背景/目的:人体生长激素(GH)已成功用于治疗生长激素缺乏症(GHD)患儿。然而,关于生长激素治疗对台湾地区 GHD 患儿的影响,仅有少量文献报道。
我们进行了一项回顾性队列研究,以确定影响生长激素治疗对台湾地区 GHD 汉族儿童疗效的因素。特发性 GHD 可分为孤立性 GHD(IGHD)和多种垂体激素缺乏症(MPHD)。本研究观察了生长激素对 51 名患儿(13 名女孩和 38 名男孩)的生长发育、生化和影像学参数的影响,这些患儿分为三个不同的诊断组:MPHD(n=12)、IGHD(n=8)和短暂性 GHD(TGHD;n=31)。TGHD 定义为在停止生长激素治疗约 6 个月后,通过两项生长激素刺激试验,GH 峰值>10μg/L。

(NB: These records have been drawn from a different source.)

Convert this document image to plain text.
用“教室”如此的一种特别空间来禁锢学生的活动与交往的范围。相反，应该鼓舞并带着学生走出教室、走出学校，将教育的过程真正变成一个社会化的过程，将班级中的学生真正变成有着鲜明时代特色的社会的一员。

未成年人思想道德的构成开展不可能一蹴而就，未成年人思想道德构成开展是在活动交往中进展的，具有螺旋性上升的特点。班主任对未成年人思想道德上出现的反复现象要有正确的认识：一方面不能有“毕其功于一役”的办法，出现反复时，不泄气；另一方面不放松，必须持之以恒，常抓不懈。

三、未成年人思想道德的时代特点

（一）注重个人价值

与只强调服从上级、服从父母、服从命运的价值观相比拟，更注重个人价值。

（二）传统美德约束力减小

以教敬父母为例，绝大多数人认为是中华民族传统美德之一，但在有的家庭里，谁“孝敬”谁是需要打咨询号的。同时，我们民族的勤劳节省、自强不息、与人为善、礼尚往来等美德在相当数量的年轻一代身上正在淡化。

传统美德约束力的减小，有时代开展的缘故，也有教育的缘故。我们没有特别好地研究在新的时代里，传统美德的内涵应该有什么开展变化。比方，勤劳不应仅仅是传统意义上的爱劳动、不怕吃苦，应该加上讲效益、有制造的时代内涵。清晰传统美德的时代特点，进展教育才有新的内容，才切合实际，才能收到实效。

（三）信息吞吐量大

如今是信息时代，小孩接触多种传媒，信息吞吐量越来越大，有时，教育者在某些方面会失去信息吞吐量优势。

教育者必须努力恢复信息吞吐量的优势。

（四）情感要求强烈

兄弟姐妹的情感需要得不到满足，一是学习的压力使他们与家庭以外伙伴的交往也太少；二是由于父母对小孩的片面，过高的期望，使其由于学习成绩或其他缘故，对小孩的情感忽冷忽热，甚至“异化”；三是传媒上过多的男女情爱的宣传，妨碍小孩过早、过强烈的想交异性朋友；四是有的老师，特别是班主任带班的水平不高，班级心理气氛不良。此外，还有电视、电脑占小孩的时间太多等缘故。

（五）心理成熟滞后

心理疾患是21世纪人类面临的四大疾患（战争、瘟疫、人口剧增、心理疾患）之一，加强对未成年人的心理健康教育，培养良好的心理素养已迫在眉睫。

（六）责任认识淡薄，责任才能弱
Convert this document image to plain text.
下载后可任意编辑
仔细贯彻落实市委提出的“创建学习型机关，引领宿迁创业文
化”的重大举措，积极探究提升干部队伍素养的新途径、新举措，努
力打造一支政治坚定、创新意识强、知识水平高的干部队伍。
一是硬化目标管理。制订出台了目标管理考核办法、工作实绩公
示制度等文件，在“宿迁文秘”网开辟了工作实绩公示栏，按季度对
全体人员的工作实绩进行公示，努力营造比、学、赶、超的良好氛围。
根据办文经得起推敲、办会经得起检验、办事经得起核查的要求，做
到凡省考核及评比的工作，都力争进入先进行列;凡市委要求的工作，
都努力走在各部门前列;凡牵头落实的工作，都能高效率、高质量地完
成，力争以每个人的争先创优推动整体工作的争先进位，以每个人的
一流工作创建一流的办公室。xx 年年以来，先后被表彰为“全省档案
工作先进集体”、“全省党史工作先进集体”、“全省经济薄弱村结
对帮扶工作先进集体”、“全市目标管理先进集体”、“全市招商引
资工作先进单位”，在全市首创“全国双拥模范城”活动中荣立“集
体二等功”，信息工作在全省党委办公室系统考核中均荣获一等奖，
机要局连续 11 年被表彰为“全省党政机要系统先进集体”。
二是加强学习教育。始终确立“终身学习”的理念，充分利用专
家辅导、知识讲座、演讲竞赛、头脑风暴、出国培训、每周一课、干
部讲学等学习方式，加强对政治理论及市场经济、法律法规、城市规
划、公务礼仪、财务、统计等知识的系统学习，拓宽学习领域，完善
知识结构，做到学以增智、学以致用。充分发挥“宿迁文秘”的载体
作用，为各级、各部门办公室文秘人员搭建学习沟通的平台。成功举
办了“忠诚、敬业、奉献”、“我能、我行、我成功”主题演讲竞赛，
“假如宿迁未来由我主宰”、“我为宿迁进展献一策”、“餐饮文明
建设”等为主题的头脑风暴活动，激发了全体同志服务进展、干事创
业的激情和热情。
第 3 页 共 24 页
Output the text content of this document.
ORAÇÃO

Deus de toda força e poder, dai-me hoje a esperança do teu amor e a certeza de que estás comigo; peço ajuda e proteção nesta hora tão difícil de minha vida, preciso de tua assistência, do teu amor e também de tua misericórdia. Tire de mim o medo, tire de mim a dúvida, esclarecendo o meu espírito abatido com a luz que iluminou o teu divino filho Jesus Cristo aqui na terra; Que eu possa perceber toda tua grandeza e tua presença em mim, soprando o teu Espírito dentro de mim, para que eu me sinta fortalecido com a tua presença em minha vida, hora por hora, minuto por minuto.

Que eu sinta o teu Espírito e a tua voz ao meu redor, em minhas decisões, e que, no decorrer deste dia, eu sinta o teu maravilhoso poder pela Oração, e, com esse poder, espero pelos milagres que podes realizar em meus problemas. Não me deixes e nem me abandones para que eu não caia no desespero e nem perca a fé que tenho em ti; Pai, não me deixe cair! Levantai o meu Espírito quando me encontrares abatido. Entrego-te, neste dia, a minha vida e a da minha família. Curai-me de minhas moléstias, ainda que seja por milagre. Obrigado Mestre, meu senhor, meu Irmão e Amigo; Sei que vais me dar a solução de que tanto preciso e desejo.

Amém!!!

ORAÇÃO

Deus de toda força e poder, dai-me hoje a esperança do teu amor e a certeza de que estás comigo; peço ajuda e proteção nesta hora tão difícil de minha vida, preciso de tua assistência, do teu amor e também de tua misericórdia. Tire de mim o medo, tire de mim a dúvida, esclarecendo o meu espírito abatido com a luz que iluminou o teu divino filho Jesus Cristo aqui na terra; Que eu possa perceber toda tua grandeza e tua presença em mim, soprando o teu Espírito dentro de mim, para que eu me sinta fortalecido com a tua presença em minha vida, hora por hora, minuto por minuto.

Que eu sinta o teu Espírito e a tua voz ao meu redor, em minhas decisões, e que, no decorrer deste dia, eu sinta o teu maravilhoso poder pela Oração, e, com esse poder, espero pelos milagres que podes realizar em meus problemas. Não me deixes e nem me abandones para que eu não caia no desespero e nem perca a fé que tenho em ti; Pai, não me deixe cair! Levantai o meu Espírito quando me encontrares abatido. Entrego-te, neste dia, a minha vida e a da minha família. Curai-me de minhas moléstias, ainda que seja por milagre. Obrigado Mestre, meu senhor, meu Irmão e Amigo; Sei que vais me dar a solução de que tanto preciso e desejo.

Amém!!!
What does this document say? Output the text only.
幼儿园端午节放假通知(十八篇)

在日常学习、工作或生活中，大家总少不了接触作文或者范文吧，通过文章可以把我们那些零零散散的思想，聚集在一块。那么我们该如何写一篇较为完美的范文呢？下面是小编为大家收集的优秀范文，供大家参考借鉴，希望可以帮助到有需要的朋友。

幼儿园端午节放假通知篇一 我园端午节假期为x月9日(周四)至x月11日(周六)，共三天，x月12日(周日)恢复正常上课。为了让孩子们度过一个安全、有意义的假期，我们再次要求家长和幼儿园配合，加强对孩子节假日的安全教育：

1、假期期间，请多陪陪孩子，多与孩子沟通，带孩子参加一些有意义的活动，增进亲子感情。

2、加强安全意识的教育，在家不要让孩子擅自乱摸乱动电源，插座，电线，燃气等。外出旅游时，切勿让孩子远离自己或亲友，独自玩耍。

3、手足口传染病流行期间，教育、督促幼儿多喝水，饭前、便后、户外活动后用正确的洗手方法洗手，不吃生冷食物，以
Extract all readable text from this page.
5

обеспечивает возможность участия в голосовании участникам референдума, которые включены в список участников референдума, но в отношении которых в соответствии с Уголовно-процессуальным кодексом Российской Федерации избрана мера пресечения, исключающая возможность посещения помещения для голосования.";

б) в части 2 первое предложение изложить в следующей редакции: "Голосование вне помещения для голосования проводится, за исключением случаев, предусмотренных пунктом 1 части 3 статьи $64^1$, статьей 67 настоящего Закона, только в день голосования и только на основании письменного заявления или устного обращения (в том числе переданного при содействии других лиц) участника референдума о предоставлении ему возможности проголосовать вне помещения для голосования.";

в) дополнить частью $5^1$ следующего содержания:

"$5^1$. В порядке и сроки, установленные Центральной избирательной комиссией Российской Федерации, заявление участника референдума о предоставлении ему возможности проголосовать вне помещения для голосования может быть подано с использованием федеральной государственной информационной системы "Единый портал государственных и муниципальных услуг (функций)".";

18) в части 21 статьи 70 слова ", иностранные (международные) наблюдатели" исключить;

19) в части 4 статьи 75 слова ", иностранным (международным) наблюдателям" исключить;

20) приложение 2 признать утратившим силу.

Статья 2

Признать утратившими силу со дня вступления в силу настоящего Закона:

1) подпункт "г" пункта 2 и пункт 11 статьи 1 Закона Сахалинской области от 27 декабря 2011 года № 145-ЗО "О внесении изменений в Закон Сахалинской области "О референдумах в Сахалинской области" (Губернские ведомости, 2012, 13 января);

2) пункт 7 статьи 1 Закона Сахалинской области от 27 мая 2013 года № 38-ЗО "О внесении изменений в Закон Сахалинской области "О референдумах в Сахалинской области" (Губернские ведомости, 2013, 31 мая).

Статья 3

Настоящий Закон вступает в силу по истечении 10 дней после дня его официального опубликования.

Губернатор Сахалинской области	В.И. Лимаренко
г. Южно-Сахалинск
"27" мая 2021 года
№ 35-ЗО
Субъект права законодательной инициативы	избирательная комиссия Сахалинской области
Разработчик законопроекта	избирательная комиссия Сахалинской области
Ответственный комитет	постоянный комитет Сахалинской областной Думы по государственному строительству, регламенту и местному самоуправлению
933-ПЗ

TGHD、IGHD 和 MPHD 组患儿第一年生长激素治疗的身高速度分别为 7.61±1.46、8.14±1.92 和 9.99±2.75cm/y。事后比较显示,MPHD 组患儿在第一年的身高增速明显快于 TGHD 组。相关性分析显示,第一年身高标准差评分(SDS)的变化与以下变量显著负相关:GH 峰值(r=-0.52,p<0.001)、治疗前身高 SDS(r=-0.49,p<0.001)和身高-目标身高(Ht-TH)SDS(r=-0.49,p<0.001)。第一年和第二年身高 SDS 的变化与 GH 峰值(r=-0.51,p<0.001)、胰岛素样生长因子-1 SDS(r=-0.35,p=0.022)、身高 SDS(r=-0.60,p<0.001)、骨龄与实际年龄之差(r=-0.46,p=0.001)和 Ht-TH SDS(r=-0.50,p=0.001)显著负相关。使用多元线性回归后,发现治疗前 GH 峰值与生长激素治疗 1 年后的身高增长显著相关(B=-0.07,p=0.014)。
生长激素治疗 GHD 患儿可显著加速第一年的线性生长,尤其是 MPHD 患儿。GHD 的诊断需要全面的生长发育、生化和脑磁共振成像评估。我们还建议 GHD 患者,特别是 IGHD 患者,在完成生长激素治疗后必须重新评估 GH 分泌情况。